Para Soares (1998), os adjetivos que nasceram da identidade da “raça negra” no espaço do futebol são distintos daqueles esperados para os pretendentes em atuar em atividades consideradas superiores ou intelectuais. Os atributos positivos podem ser lidos como uma espécie de “racismo às avessas”. Conforme o autor, o fato de tais atributos serem positivos não indica a inexistência de alguma forma de diferenciação da “raça negra” perante outros grupos.

Nesse sentido, Abraão (2006) afirma que a suposta superioridade revelada pelos negros para as atividades que dizem respeito ao uso do corpo indica, em última instância, a forma como os afrodescendentes deveriam integrar a sociedade brasileira, ocupando os lugares distantes das atividades superiores da razão, a saber: os gramados, as rodas de samba ou de capoeira. Outro exemplo, segundo Eiras (2019), percebe-se quando se abre uma revista ou livro, ou se liga a televisão, quando se acessa a internet ou ao se reparar nas imagens fotográficas da população negra nos jornais. Muito provavelmente encontram-se representações que reforçam ou reatualizam a imagem da negritude de forma inferior em relação à imagem da população branca. Estas representações podem ter sido construídas por pessoas brancas despreocupadas e desinteressadas pela temática racial ou por pessoas negras que podem ver a sociedade através das lentes brancas do mundo, internalizando o racismo dentro de si.

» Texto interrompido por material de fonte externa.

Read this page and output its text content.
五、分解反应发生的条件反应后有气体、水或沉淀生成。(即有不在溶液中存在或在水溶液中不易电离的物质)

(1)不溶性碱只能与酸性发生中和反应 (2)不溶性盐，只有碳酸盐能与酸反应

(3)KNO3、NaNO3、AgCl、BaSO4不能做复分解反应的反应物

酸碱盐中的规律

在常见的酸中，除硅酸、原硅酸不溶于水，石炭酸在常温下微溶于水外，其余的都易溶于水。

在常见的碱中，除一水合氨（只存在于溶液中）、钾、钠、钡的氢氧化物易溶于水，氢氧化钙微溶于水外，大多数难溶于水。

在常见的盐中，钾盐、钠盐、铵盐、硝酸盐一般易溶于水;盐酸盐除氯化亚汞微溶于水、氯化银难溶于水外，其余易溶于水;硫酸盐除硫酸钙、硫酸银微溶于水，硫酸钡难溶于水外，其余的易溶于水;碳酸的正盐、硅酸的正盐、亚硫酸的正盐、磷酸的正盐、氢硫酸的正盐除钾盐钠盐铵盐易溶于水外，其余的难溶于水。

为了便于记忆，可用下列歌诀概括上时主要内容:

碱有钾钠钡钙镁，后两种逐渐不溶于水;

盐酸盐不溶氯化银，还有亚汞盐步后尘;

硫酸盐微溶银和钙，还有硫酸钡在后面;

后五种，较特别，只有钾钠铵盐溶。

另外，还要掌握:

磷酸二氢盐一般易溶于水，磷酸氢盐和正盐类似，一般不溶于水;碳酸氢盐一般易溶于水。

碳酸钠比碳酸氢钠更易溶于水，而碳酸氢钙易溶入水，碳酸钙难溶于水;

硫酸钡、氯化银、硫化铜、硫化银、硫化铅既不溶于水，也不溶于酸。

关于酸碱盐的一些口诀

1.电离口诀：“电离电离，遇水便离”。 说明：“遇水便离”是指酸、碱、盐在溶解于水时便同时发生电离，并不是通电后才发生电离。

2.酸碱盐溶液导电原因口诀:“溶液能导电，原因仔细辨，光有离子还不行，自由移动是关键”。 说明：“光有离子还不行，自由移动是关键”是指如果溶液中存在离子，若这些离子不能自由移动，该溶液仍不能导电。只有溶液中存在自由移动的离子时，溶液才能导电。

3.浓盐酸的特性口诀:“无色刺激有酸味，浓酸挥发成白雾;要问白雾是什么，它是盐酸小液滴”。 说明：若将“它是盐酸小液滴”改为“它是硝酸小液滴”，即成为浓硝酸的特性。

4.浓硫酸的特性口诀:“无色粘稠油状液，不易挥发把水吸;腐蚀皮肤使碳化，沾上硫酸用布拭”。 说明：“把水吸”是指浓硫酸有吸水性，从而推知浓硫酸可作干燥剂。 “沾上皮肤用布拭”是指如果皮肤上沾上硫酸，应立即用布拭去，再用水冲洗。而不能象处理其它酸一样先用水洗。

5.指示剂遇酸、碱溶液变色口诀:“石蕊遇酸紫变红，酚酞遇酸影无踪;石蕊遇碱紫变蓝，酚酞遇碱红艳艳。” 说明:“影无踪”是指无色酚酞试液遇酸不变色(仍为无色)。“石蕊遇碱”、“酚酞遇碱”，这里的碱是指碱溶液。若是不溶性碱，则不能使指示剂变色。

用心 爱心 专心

A violência epistêmica exercida pelos colonizadores europeus manifestou-se numa série de discursos que possibilitaram e racionalizaram a dominação colonial, produzindo, assim, certas maneiras de ver “outras sociedades e outras culturas”. A linguagem e os diferentes tipos de discursos são os instrumentos daqueles que usam esse tipo de violência, o que exige certa visão de mundo ou paradigma intelectual em que “o outro e/ou o outro” são vistos como segundo ou segundo seres humanos sub-humanos — animais, selvagens, etc.

O futebol também é vítima dessa violência. Ele reproduz a lógica da divisão social do trabalho, onde brancos coordenam e negros executam. O não reconhecimento da inteligência ou do conhecimento afrodescendente faz com que muitos craques não recebam o convite para serem treinadores. Jogadores como Djalminha, Rivaldo, Ronaldo, Ronaldinho e Pelé não seguiram no meio futebolístico enquanto técnicos. As lentes racistas brasileiras impossibilitam que se enxergue competência mental e cognitiva no futebol praticado pelo negro.

Para Giulianotti (2002), esta discriminação/violência acontece desde o processo de seleção dos atletas na formação das equipes. Conforme o sociólogo:

Para atletas não-brancos, a experiência do racismo começa na escola. Os professores esperam um nível acadêmico relativamente limitado dos alunos negros, tacitamente conscientes de que suas oportunidades de trabalho são pequenas. O currículo é modificado para maximizar sua habilidade esportiva natural. Uma vez estabelecidos dentro do futebol, os jovens jogadores negros têm menos chances de compartilhar das brincadeiras e da camaradagem dos colegas de equipe brancos. Estereótipos raciais sobre as habilidades atléticas e a baixa inteligência dos negros continuam durante a seleção do time. (p. 205)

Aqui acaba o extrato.